I think you could just use whole milk. Looks like it's a recipe for an egg cream drink that folks would et at one of those old fashioned soda fountains.

TONKA14 Posts: 4,947
10/24/12 11:22 A

I believe it is an old name for dry powdered milk as shown in this old National Health Journal
CREAMILK—Dry Whole Milk

Coach Tanya

MISSRUTH Posts: 4,294
10/24/12 10:41 A

Although, after a bunch of google-ing, I did see a couple sites where they refer to "creamilk" as being made from one part heavy (whipping cream) mixed with three parts water.

MISSRUTH Posts: 4,294
10/24/12 10:05 A

My personal best guess, would be half-and-half. Which is half cream, and half milk.

-POOKIE- SparkPoints: (327,931)
Fitness Minutes: (95,815)
Posts: 22,198
10/24/12 9:13 A

I'd imagine thats a typo for cream milk then! Imagine it meaning full fat milk.

Slipped past the proof reader.

ALLEYCAT12380 Posts: 627
10/24/12 8:48 A

Printed in Regina, Saskatewan, Canada, printed in 1989. Just one province away from me, or 6 hours away of driving (give or take). Never heard of that term, it's a chocolate recipe book.

1/4 cocoa
2 tbsp corn syrup
2 eggs
2 1/2 cups creamilk
2 cups vanilla ice cream
2 cups choclate ice cream
10 oz bottle chilled soda water

Mix the first 5 ingredients in a blender on high until frothy, about 1 minute. Divide into 4 chilled glasses, then add the chocolate ice cream, and top with soda water. The book is divided into sections, it's in the milk section.

Edited by: ALLEYCAT12380 at: 10/24/2012 (08:54)
-POOKIE- SparkPoints: (327,931)
Fitness Minutes: (95,815)
Posts: 22,198
10/24/12 3:14 A

Where is the book from? (country I mean)

I collect old cookery books and sometimes local terms, countries terms etc can be quite different.

I would tend to agree this may mean cream milk as in full fat milk... but also agree share the recipe so we have the context!

I adore old cookery books, I have a huge shelf full! Interested in seeing your update!
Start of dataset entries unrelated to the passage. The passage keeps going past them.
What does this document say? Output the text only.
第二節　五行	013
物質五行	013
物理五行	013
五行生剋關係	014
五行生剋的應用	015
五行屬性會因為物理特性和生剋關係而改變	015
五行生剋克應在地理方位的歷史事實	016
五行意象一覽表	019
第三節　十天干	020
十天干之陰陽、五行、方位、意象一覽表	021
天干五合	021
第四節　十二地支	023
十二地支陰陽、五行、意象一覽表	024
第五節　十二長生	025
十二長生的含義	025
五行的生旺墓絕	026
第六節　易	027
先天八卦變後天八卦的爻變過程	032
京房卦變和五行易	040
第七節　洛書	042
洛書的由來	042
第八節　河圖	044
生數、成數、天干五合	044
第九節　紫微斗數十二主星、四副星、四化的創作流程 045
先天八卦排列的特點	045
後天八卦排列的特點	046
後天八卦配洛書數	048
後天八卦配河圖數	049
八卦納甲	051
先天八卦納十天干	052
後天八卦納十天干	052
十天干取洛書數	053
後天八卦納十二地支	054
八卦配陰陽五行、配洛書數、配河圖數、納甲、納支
YOJULEZ SparkPoints: (15,981)
Fitness Minutes: (120)
Posts: 2,171
10/24/12 12:01 A

What is the recipe for, and what is the measurement for the ingredient in question?

UNIDENT Posts: 33,498
10/23/12 11:55 P

Typo? They made mistakes back then too. :)

I would assume full cream milk, without any further help in identifying "creamilk".

ALLEYCAT12380 Posts: 627
10/23/12 9:01 P

Got a second hand recipe book. One of the listed ingredients is creamilk. All one word. Tried Wikipedia and google, no such luck for me. Would anyone know what it could possibly be? Thanks.